With the Fort Worth Way, where else?
The Fort Worth Star-Telegram article is very telling. Though it’s like telling the same story over and over again.
A council member who was the only paid member of the nonprofit in 2010. A board member is the sister of said city council member. The city repaying over $220,000 to the government. The city wanting to shut the nonprofit down. HUD, Jay Chapa, TAD, economic development, floods, missing documents, mineral rights, gas leases…Just another day in Fort Worth.
The nonprofit, United Riverside Rebuilding Corp., would have to shut down and surrender mineral rights.
"We have no problem giving them the property," Phyllis Allen, a board member and sister of Gray, said for the board.
"But how the city can decide we need to cease to exist is beyond me," she said. "We're independent."
The dispute hinges on two homes United Riverside built and sold.

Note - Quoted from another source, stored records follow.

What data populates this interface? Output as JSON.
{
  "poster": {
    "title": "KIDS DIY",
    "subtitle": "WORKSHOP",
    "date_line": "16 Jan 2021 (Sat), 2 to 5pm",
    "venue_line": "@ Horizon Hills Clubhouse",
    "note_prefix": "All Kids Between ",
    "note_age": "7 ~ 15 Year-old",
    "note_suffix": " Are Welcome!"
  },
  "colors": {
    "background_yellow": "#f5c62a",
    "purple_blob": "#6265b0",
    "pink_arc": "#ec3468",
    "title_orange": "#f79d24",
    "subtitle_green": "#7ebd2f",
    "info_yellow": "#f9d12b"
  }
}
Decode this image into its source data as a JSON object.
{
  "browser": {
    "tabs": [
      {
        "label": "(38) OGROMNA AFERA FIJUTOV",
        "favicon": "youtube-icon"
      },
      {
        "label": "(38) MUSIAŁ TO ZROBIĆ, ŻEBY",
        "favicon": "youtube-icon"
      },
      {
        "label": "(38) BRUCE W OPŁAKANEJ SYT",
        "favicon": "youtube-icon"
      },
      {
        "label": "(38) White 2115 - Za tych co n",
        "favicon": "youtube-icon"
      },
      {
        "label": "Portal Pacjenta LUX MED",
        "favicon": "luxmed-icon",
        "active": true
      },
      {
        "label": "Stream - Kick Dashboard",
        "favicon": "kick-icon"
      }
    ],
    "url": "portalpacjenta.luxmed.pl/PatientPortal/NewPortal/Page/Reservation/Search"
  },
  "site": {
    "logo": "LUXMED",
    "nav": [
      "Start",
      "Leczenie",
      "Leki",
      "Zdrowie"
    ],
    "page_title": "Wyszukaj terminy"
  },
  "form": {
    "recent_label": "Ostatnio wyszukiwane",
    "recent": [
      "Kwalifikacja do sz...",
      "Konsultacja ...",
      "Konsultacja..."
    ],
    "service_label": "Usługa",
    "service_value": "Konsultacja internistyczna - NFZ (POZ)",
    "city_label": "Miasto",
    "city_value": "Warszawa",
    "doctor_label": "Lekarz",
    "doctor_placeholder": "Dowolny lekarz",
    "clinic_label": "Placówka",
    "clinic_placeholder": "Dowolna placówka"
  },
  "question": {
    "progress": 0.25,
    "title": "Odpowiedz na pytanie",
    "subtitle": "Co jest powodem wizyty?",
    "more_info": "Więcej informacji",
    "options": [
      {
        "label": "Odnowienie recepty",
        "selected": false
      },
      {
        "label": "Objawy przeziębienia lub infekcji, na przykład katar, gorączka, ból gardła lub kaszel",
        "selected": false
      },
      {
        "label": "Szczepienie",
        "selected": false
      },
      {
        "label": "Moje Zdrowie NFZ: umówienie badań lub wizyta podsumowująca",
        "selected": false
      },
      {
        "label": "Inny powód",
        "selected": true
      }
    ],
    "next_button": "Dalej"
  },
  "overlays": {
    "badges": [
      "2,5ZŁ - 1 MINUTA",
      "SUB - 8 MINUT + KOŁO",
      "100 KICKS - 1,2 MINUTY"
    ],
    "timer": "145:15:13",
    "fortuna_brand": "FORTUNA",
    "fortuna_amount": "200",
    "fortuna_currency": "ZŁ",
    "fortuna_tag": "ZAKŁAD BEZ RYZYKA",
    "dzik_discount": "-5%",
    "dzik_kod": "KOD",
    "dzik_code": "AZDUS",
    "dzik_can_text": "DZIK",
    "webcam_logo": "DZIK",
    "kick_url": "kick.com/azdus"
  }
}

In May 2006, United Riverside, with Gray as director, accepted $287,000 in federal Housing and Urban Development money administered by the city's housing department.
United Riverside maintained that it sent the documentation early on but that the originals were later destroyed by a flood in its offices. The city has said it never received the documents.
Through April last year, the city has repaid the government about $700,000 on grants made from 1994 to 2006, Chapa said. During that period, the city made grants to nine organizations under the program and repaid money to the government in cases related to seven, he said.
The total money the city distributed to the organizations involved: likely more than $5 million, Chapa said.